I appreciate your passion for the topic and your willingness to take the time to add to the dialog. All the best.
veehcirra says
even the best laid plans do not work, what we might think will happen in the future might never even happen…interesting thoughts!
danielwrasmus says
I have engaged in a bit of side banter from futurists who worry that this is a bit of a given for them. For people engaged deeply in futures work, I would not disagree. There are many “futurists” however, that follow trends superficially, and are hired as futurists, often more than the more cerebral researchers because they deliver flashy talks with videos and disturbing dystopian images or bright, comforting ones.

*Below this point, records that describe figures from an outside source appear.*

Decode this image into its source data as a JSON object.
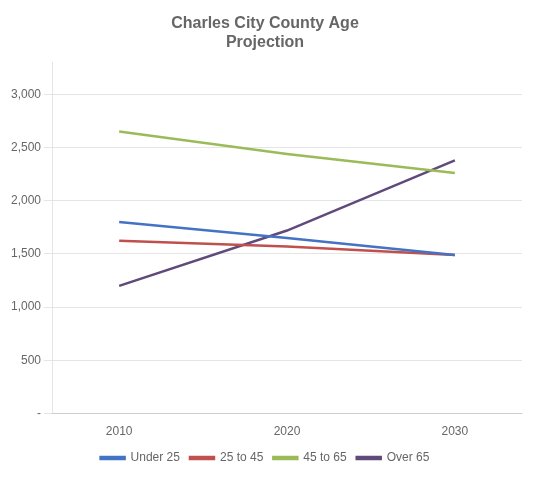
{
  "chart_data": {
    "type": "line",
    "title": "Charles City County Age\nProjection",
    "x": [
      2010,
      2020,
      2030
    ],
    "series": [
      {
        "name": "Under 25",
        "color": "#4472C4",
        "values": [
          1800,
          1650,
          1490
        ]
      },
      {
        "name": "25 to 45",
        "color": "#C0504D",
        "values": [
          1625,
          1570,
          1490
        ]
      },
      {
        "name": "45 to 65",
        "color": "#9BBB59",
        "values": [
          2650,
          2440,
          2260
        ]
      },
      {
        "name": "Over 65",
        "color": "#604A7B",
        "values": [
          1200,
          1720,
          2380
        ]
      }
    ],
    "xlim": [
      2006,
      2034
    ],
    "xticks": [
      2010,
      2020,
      2030
    ],
    "ylim": [
      0,
      3300
    ],
    "yticks": [
      {
        "value": 0,
        "label": "-"
      },
      500,
      {
        "value": 1000,
        "label": "1,000"
      },
      {
        "value": 1500,
        "label": "1,500"
      },
      {
        "value": 2000,
        "label": "2,000"
      },
      {
        "value": 2500,
        "label": "2,500"
      },
      {
        "value": 3000,
        "label": "3,000"
      }
    ],
    "grid": "y",
    "legend": "bottom"
  }
}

I agree, that to some futures researchers, these are obvious (though I don’t think people can research the future, they can only research the present and the past as well as methods for speculating on the future). This is mainly written for corporate clients who hire “futurists” to give heart thumping reviews at conferences, or worse, at internal product development meetings. And many of the people who fall into this classification of futurists don’t follow these principles. They pontificate as though their views were handed down from some deterministic deity with a guarantee of them coming to fruition. I’ve been on the stage with some of these guys, and they don’t like me following them as a skeptic more interested in helping people think about uncertainty in a robust way than creating forecasts that claim “rightness”
Thinking about this created my tongue-in-cheek tag line of “Being a futurist means never being wrong today.”
My hope is that my clients read this post and when they engage in futures work, that they find a way to include these points in their RFPs and evaluations., and avoid spending money on people who claim to know about the future through hidden revelation rather than realized speculation that offers a range of possible answers, not just one.